E il lavoro in questa direzione continuerà. Entro il 2028, si prevede di introdurre tecnologie di risparmio idrico su altri 930 mila ettari, portando la superficie totale a 3,5 milioni di ettari, pari all'80% delle aree irrigate. Questo approccio consentirà di risparmiare 3,5 miliardi di metri cubi di risorse all'anno, soddisfacendo così le esigenze degli agricoltori che vivono in aree con difficoltà di approvvigionamento idrico.
A proposito, per questi imprenditori, l'aliquota fiscale e l'importo dei sussidi saranno determinati in base al livello di disponibilità idrica delle terre. Ad esempio, per l'adozione di moderni sistemi di risparmio idrico, i sussidi saranno calcolati con un coefficiente moltiplicativo di 1,25. Inoltre, anche gli agricoltori che coltivano cereali utilizzando l'irrigazione a goccia e discreta potranno ricevere pagamenti dallo stato.

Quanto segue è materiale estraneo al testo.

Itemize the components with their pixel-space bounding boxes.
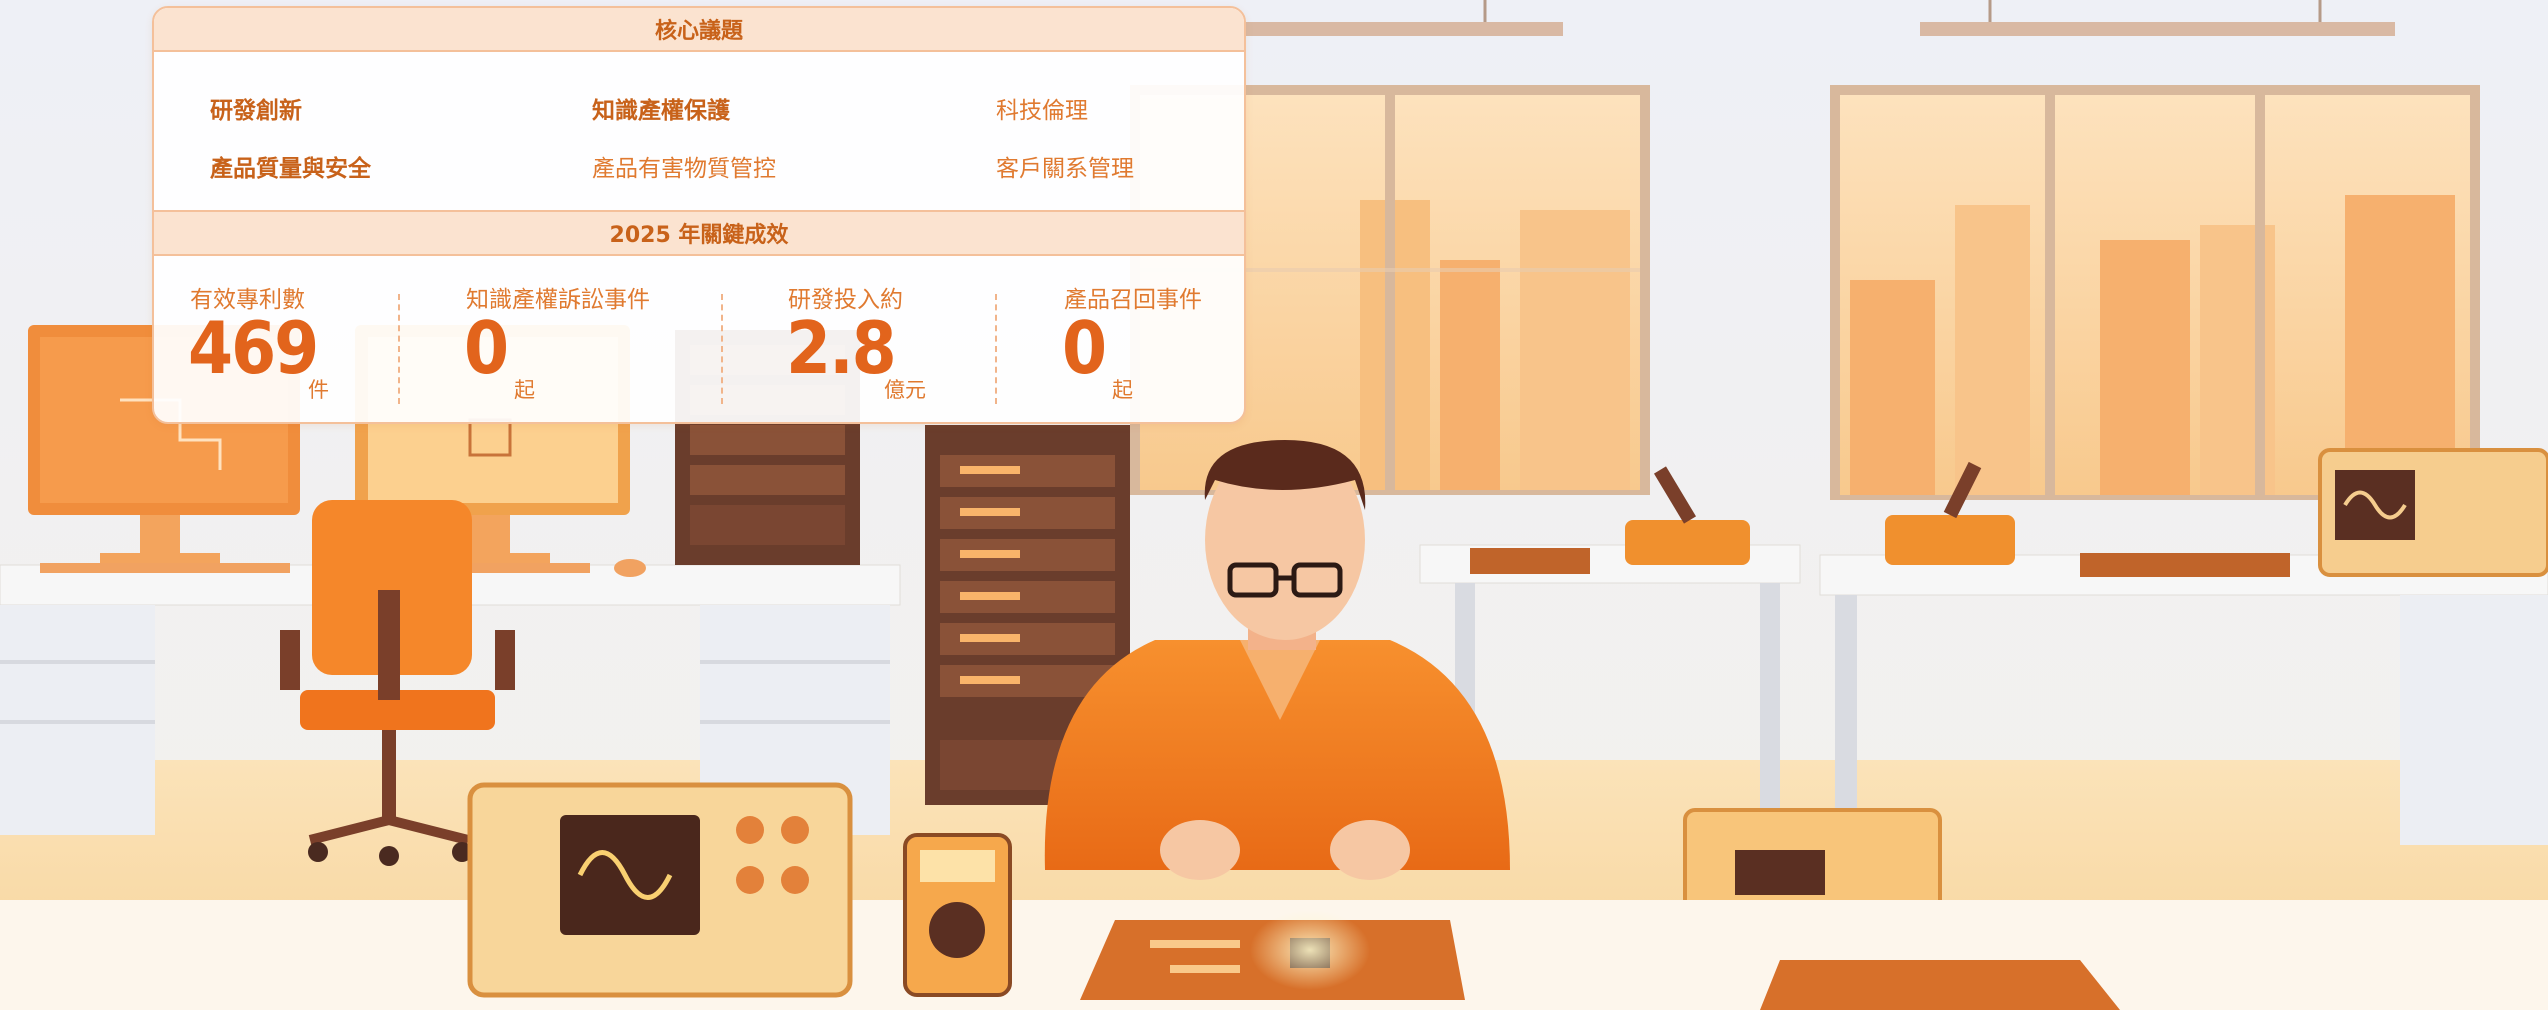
issues-list: 研發創新 知識產權保護 科技倫理 產品質量與安全 產品有害物質管控 客戶關系管理: [154, 52, 1244, 210]
kpi-value: 2.8: [786, 306, 897, 390]
kpi-row: 有效專利數 469 件 知識產權訴訟事件 0 起 研發投入約 2.8 億元 產品…: [154, 256, 1244, 422]
issue-item: 研發創新: [210, 98, 302, 124]
oscilloscope-icon: [467, 782, 853, 998]
kpi-divider: [398, 294, 400, 404]
issue-item: 知識產權保護: [592, 98, 730, 124]
kpi-unit: 億元: [884, 378, 926, 402]
kpi-value: 0: [1062, 306, 1107, 390]
kpi-value: 469: [188, 306, 319, 390]
kpi-unit: 件: [308, 378, 329, 402]
issue-item: 產品有害物質管控: [592, 156, 776, 182]
issue-item: 科技倫理: [996, 98, 1088, 124]
kpi-value: 0: [464, 306, 509, 390]
multimeter-icon: [903, 833, 1012, 997]
kpi-unit: 起: [1112, 378, 1133, 402]
issue-item: 產品質量與安全: [210, 156, 371, 182]
issues-header: 核心議題: [154, 8, 1244, 52]
info-card: 核心議題 研發創新 知識產權保護 科技倫理 產品質量與安全 產品有害物質管控 客…: [152, 6, 1246, 424]
kpi-header: 2025 年關鍵成效: [154, 210, 1244, 256]
kpi-divider: [721, 294, 723, 404]
issue-item: 客戶關系管理: [996, 156, 1134, 182]
kpi-divider: [995, 294, 997, 404]
kpi-unit: 起: [514, 378, 535, 402]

È stato sottolineato che le autorità forniranno alle imprese la possibilità di un rimborso parziale degli interessi sui prestiti concessi dalle banche per l'acquisto e l'installazione di tecnologie di risparmio idrico. È stato specificato separatamente che le istituzioni finanziarie erogheranno fondi di credito per i coltivatori di cotone ogni anno a partire da novembre.
Inoltre, gli appaltatori che installano tecnologie di risparmio idrico nei campi sono obbligati a fornire una garanzia di almeno 2 anni per ogni progetto e a offrire servizi di manutenzione per un periodo di 5 anni.